As for the pallets themselves, we learned that API rates pallets with three grades. A1 pallets are clean, have no splinting or splitting, and have evenly spaced deck boards. One of the most interesting moments involved the guy using his fist to demonstrate the ideal width between deck boards. I’ll return to this. B1 and B2 pallets have light damage or have repairs. Irregularly spaced deck boards, the insertion of blocks to support broken stringers, or obvious splitting and splintering throughout leads to lower ratings. The difference in price between an A1 and B1/2 pallet is about $3. They do repair pallets to raise them to either A1 grade or B1/2 grade on site.
One thing Bret and I began to think about it the way in which the size of a pallet (48 x 40 inches) has impacted life in the Bakken (and elsewhere). For example, modular housing units like the most common in the Bakken are designed to move by rail or truck.

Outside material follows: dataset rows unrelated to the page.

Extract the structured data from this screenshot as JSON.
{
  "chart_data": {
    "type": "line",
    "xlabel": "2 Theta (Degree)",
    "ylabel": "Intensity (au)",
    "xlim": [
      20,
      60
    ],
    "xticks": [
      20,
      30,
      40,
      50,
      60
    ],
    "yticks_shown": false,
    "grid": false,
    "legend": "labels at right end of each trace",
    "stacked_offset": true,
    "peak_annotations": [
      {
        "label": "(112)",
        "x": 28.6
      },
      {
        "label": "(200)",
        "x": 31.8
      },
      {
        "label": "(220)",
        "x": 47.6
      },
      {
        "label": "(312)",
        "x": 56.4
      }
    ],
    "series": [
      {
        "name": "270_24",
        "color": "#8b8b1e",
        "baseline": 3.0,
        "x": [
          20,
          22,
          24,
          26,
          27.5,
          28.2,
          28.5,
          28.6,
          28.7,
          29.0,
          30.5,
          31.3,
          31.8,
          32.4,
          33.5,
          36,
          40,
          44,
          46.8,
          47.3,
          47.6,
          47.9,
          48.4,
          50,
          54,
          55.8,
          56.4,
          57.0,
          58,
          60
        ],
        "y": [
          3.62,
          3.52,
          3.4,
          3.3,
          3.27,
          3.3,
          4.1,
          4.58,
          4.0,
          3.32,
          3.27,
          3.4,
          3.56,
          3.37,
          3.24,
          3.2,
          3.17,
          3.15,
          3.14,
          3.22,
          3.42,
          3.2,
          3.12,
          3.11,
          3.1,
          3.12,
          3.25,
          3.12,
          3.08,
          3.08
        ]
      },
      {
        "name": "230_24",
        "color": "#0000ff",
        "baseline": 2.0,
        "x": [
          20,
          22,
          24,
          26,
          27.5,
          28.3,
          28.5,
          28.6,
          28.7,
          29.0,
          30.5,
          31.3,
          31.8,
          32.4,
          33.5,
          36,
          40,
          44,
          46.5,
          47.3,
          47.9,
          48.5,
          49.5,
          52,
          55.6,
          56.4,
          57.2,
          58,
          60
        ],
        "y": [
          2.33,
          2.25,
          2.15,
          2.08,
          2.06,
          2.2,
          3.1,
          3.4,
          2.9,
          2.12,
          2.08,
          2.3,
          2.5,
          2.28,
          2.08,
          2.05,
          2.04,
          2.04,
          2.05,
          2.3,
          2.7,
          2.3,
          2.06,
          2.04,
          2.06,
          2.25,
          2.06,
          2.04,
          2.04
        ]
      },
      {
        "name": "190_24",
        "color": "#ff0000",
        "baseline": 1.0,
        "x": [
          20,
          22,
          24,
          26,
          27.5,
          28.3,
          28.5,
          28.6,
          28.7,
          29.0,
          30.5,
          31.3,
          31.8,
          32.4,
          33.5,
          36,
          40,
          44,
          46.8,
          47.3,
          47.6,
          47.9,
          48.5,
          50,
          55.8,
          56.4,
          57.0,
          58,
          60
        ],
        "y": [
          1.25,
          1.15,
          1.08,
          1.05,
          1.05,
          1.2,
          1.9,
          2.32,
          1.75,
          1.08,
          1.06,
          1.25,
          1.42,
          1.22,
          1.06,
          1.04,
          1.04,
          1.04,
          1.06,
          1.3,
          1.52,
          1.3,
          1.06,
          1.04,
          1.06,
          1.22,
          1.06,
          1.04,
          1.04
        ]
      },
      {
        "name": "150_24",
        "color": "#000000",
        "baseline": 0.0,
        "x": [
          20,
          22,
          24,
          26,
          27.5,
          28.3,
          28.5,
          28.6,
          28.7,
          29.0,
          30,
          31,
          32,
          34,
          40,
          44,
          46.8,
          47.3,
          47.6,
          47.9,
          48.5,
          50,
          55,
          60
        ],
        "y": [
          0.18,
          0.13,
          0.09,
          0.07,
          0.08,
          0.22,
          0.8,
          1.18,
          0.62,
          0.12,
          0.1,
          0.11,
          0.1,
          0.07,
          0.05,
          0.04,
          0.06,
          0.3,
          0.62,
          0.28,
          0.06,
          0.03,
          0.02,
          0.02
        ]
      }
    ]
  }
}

Pallets, of course, are designed to fit inside containers, semi trailers, and rail cars and move about the country carrying standardized loads. The existence of this regular unit of measure and the tendency in the Bakken to use this scale to organize human activities, whether it is life or work, provides a highly visible means of standardizing the space of human activities.
It was heartening, then, to see the guy at the pallet plant use his fist to measure the distance between the deck boards. This gesture returned the pallet to the human scale.
The guys there also commented on the various stamps added to pallets to mark them as being used at a particular farm or factory. Since the pallet pool is an open pool, meaning that whoever possessed the pallets had the right to resell them, these stamps were meant to mark out simply one stage in the pallet’s life and to manipulate the standardized form of the object without compromising its functionality.
Finally, our reuse of pallets is important because it defies the functional expectations of these objects and reshapes them to our human existence rather than the opposite.